We live in Mwanza, Tanzania, serving with Emmanuel International helping local churches in physical and spiritual ministry.

Tuesday, 11 September 2012

So Much

Blogging from the UK now feels a little bit strange! Especially as I am now in close proximity to so many of you who follow us! But I will try to keep occasional updates posted and perhaps take the opportunity to share the odd reflection on cultural adjustments!

Cultural adjustment is a funny thing. So much seems so familiar but yet so foreign. Everything feels so comfortable and easy, yet at the same time uncomfortably complicated. There is the odd feeling of living a double life. But it is like flicking a switch inside myself to get from one life to the other. I can't equate the two lives, it is impossible to compare, almost impossible to imagine one when living in the other.

I was forewarned about entering a large grocery store, and yes, as much as it seemed so "normal" in its context, it was rather overwhelming! So much food, so much choice, so much money! Clean, shiny floors, freezing cold air conditioning, clear glass doors, unnatural lighting and organised rows and queues! Yellow lemons, orange oranges, perfectly shaped fruits and vegetables.

I drive along the smooth roads, feeling rather like I'm in either a sports car (I'm not racing, it just feels fast!), or one of those toy cars at Legoland (low on the ground with a tiddly gear shift!) Traffic lights, parking lines (which our land cruiser would never fit inside!) and oh so many cars!

We are enjoying the food immensely!
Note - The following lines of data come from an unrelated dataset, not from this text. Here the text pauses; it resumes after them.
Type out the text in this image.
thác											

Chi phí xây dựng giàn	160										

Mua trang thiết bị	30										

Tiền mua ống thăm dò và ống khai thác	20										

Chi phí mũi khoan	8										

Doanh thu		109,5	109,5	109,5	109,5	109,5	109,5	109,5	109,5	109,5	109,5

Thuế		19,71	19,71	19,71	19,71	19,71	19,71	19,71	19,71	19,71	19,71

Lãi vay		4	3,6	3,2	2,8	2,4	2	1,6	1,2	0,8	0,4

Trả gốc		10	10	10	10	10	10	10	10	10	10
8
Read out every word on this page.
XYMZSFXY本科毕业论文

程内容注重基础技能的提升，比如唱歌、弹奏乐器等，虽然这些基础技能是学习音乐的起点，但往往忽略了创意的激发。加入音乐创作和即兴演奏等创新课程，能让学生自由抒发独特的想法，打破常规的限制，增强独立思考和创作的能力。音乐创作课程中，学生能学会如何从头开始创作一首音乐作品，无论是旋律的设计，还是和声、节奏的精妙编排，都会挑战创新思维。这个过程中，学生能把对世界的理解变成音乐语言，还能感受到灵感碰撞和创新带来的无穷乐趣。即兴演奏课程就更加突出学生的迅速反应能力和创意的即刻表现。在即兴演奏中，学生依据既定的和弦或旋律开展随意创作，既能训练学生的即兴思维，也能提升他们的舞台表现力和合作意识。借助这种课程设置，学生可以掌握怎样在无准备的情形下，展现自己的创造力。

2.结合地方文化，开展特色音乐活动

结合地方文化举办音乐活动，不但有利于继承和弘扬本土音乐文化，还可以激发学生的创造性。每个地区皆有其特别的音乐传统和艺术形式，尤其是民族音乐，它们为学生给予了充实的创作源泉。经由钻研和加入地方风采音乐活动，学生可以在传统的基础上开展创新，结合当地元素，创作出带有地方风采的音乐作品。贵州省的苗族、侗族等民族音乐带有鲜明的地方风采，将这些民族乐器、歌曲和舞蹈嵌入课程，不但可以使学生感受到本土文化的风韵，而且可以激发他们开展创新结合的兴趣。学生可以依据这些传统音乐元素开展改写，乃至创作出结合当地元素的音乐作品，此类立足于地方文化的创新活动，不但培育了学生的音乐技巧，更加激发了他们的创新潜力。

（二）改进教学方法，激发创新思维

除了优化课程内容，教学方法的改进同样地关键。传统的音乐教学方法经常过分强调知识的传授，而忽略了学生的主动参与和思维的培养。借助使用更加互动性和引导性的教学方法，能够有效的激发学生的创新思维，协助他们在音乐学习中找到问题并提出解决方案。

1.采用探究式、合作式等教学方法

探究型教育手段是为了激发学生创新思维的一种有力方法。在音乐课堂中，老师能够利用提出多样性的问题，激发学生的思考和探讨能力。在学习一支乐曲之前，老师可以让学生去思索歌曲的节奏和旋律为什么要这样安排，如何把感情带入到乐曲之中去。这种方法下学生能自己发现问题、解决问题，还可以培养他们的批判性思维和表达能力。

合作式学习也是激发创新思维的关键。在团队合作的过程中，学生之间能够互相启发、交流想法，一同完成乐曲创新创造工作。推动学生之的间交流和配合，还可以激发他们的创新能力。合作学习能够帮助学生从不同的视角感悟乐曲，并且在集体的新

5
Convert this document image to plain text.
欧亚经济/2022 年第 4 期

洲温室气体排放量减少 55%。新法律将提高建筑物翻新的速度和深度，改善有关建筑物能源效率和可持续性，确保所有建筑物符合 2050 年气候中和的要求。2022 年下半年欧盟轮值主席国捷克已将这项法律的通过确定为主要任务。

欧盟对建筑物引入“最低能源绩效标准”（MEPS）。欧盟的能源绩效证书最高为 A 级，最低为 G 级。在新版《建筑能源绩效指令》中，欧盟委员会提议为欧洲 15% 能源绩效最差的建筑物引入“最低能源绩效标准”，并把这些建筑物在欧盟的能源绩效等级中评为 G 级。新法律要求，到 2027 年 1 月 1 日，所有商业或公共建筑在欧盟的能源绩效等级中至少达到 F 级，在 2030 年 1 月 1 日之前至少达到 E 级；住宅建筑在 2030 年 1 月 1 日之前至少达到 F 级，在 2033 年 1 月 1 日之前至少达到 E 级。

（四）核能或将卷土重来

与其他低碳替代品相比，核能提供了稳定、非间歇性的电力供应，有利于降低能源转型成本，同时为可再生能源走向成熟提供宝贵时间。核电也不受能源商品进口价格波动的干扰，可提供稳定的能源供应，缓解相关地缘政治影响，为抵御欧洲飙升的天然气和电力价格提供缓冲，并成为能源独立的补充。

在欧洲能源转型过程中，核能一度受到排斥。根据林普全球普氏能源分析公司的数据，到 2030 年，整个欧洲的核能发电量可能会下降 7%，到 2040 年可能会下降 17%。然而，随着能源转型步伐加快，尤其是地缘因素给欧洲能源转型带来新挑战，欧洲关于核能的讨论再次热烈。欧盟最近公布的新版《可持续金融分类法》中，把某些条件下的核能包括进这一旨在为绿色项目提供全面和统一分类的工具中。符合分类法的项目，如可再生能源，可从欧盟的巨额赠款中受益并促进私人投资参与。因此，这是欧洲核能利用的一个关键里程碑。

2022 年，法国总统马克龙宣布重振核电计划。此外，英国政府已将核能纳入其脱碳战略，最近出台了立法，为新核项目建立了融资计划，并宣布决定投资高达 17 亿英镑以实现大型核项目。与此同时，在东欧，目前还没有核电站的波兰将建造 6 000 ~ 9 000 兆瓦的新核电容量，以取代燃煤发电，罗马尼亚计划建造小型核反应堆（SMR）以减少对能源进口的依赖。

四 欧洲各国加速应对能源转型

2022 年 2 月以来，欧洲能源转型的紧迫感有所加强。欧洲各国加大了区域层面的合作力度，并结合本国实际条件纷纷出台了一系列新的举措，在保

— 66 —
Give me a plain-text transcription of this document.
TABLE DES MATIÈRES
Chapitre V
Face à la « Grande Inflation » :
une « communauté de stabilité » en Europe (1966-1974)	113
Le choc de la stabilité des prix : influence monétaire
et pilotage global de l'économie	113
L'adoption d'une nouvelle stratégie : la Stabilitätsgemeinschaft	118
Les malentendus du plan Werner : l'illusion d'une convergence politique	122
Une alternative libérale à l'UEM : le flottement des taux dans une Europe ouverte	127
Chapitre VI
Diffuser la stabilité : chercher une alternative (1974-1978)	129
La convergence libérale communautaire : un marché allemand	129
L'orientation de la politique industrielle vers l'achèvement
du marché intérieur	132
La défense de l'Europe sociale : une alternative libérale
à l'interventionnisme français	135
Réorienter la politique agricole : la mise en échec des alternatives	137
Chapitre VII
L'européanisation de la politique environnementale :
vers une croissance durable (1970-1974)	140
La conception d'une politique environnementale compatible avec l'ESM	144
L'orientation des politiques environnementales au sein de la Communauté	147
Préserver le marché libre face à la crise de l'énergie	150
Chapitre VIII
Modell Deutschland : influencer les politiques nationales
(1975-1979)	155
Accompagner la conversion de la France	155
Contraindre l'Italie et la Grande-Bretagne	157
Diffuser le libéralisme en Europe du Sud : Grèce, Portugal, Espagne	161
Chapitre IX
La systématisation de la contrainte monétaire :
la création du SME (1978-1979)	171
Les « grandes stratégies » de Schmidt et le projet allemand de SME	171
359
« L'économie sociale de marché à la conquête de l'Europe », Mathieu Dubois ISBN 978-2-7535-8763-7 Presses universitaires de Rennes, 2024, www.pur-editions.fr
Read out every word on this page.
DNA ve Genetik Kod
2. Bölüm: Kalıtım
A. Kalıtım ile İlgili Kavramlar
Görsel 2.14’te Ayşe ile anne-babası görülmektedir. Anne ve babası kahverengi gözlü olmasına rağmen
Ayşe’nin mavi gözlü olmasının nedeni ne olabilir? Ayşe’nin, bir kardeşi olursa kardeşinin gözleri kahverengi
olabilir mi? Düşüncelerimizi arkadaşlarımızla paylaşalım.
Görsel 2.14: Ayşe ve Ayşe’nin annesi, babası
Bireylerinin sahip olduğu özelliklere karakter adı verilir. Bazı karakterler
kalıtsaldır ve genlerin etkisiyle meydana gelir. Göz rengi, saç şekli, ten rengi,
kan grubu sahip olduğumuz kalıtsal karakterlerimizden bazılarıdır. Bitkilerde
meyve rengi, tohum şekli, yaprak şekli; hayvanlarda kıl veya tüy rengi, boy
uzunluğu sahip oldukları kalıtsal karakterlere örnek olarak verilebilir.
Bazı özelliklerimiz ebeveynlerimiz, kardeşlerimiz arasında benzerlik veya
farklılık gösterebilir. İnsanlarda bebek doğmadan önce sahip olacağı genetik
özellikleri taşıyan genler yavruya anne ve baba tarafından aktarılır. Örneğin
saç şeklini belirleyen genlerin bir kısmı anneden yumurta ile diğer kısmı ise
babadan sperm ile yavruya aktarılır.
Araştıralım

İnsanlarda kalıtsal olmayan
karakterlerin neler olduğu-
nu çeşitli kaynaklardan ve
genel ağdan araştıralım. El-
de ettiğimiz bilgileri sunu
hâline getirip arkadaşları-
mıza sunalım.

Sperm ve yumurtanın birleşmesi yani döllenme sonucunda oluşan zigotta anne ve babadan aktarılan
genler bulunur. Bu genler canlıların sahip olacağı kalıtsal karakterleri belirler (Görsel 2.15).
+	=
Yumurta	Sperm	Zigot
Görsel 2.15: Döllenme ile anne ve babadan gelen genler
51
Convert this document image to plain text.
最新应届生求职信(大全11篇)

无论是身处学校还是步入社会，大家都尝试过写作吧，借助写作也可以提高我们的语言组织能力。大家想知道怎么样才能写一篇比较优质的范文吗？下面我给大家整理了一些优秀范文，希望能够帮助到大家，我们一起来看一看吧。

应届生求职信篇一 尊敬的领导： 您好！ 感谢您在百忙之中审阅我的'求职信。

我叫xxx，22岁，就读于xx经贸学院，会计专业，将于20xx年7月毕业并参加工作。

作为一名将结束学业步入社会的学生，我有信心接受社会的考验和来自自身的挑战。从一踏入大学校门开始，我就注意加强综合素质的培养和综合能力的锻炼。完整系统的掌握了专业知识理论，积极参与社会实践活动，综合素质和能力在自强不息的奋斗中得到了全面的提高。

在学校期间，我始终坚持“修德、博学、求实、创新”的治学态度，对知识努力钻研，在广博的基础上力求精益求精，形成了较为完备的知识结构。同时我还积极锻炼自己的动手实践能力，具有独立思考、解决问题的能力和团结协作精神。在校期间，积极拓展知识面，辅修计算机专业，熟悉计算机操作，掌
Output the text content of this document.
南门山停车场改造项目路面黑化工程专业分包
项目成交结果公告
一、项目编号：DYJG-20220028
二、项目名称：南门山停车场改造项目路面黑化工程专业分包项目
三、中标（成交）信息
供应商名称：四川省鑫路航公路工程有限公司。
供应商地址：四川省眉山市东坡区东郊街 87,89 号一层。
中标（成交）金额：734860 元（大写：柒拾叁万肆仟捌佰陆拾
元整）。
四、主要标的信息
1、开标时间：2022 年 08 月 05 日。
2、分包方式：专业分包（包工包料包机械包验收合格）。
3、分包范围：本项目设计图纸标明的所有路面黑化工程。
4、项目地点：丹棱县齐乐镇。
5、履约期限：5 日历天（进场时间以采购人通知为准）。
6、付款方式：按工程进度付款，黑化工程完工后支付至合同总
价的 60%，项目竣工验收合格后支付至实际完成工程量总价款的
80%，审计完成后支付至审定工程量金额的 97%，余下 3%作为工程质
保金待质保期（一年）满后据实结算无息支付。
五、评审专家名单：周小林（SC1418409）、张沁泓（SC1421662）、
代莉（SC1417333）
Sausages, cheese, fromage frais, crisps (chips), parsnips, apples, blackberries, croissants ... So many treats, it just feels completely decadent. So many things feel completely decadent: lying back in the chair getting my hair washed and cut at the hairdressers (noting again how clean and shiny everything is!) So, so much. Everywhere, so much! It is good to appreciate it all so much more.
Finally! A much-needed haircut!
Meanwhile the girls are adjusting to school which is proving easier for Amisadai than Louisa. Louisa doesn't remember anything about life in England, and there is a lot to learn! But they are both enjoying it and making friends. Things like shoes are rather a bother and as Louisa said it is now difficult for us to find her as her class is full of other blond ponytails! But the school is great and has welcomed us warmly back!
Ready for school
Back with friends!
As we make all these cultural adjustments we are so grateful to Tim's parents for having us to stay here with them! And so grateful for the lovely welcome we have had from Tadley Community Church! So many friends were gathered on Sunday for the service and following lunch. Our hearts feel so full with so much to share, so much to thank so many people for, so much to catch up with, it's hard to know where and how to begin! But begin we have!